While frameworks simplify implementation, they can obscure underlying prompts and encourage unnecessary complexity. Recommendation: “start by using LLM APIs directly; many patterns can be implemented in a few lines of code.”

Core Patterns

Building Block: The Augmented LLM

The foundation combines an LLM with retrieval, tools, and memory capabilities. Focus on tailoring these to your use case and providing clear interfaces.

Workflow: Prompt Chaining

Decomposes tasks into sequential steps where each LLM call processes previous output. Ideal for tasks decomposable into fixed subtasks.

Examples: Marketing copy generation then translation; document outline creation before writing.

Workflow: Routing

Classifies inputs and directs them to specialized tasks. Enables optimization for distinct categories without performance tradeoffs.

Examples: Categorizing customer service queries; routing simple questions to smaller models, complex ones to capable models.

Workflow: Parallelization

Runs multiple LLM calls simultaneously:

  • Sectioning: Breaking tasks into independent parallel subtasks
  • Voting: Running the same task multiple times for diverse outputs

Examples: Parallel guardrails; code vulnerability reviews; content appropriateness evaluation.

Workflow: Orchestrator-Workers

A central LLM breaks down tasks dynamically and delegates to worker LLMs. Differs from parallelization through flexibility—subtasks aren’t pre-defined.

Examples: Complex code changes across multiple files; multi-source information gathering.
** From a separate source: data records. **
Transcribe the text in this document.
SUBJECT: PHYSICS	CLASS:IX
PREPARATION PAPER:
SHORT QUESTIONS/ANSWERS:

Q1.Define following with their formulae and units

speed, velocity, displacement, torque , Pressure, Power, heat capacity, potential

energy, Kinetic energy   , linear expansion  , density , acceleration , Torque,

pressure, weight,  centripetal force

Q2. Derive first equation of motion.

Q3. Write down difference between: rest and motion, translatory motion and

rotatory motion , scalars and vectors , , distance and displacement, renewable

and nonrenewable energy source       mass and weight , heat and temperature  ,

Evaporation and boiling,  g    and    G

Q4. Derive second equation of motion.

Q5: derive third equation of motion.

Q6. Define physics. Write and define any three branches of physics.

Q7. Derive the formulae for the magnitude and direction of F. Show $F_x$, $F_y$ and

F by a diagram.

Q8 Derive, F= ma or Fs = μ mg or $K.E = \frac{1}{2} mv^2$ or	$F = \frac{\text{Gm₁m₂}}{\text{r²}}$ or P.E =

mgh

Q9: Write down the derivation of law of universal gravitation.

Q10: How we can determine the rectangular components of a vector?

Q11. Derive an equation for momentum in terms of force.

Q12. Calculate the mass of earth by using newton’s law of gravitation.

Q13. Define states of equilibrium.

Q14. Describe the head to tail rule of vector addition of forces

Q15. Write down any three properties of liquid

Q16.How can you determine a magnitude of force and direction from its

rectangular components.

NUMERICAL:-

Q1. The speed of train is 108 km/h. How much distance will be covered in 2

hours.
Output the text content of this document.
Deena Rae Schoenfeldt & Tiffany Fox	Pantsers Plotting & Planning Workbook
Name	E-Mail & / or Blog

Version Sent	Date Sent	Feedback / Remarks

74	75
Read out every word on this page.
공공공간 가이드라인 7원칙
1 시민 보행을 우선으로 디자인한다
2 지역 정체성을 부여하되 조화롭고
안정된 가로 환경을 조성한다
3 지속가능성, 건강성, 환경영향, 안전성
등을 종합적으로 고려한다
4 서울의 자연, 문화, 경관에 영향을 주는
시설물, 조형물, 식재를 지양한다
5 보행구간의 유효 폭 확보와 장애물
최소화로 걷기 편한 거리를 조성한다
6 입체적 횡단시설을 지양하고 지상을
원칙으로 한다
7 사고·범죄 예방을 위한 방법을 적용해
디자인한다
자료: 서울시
Workflow: Evaluator-Optimizer

One LLM generates responses; another provides evaluation feedback in loops. Effective with clear evaluation criteria.

Examples: Literary translation refinement; iterative search tasks.

Agents

Agents operate autonomously based on environmental feedback. They begin with user direction, plan independently, and can request human input at checkpoints.

“Agents are typically just LLMs using tools based on environmental feedback in a loop.” Therefore, clear toolset design and documentation are crucial.

When appropriate: Open-ended problems where steps can’t be predicted or hardcoded.

Examples: Resolving GitHub issues (SWE-bench); computer use implementations.

Important: Higher costs and potential for compounding errors require sandboxed testing and appropriate guardrails.

Three Core Principles for Implementation

  1. Simplicity: Keep agent design straightforward
  2. Transparency: Explicitly show planning steps
  3. Tool Documentation and Testing: Invest in agent-computer interfaces (ACI) as much as human-computer interfaces (HCI)

Appendix 1: Agents in Practice

Customer Support

Agents excel here because support requires conversation flow with access to external data and actions. Tools retrieve customer information; agents execute refunds and ticket updates. Success metrics are clear—resolution completion.

Coding Agents

Software development suits agents because:

  • Code solutions are verifiable through tests
  • Agents iterate using test feedback
  • Problem space is well-defined
  • Quality is objectively measurable

Anthropic’s agents now solve real GitHub issues in SWE-bench Verified benchmarks, though human review remains essential for broader system alignment.

Appendix 2: Prompt Engineering Your Tools

Tool specifications deserve equal engineering attention as prompts themselves.

Format Selection Guidance

  • Give the model sufficient tokens to “think” before committing to output
  • Keep formats close to natural internet text
  • Eliminate formatting overhead (avoiding unnecessary counting or escaping)

Agent-Computer Interface Design

  • Test thoroughly: Run diverse inputs to identify mistakes
  • Use clear parameter names and descriptions
  • Include example usage, edge cases, and input requirements
  • Apply “poka-yoke” principles—design tools so mistakes are harder to make

Anthropic spent more time optimizing tools than overall prompts for SWE-bench. Example: changing to absolute filepaths eliminated relative path errors.

Summary

Success means building the right system for your needs, not the most sophisticated. “Start with simple prompts, optimize them with comprehensive evaluation, and add multi-step agentic systems only when simpler solutions fall short.”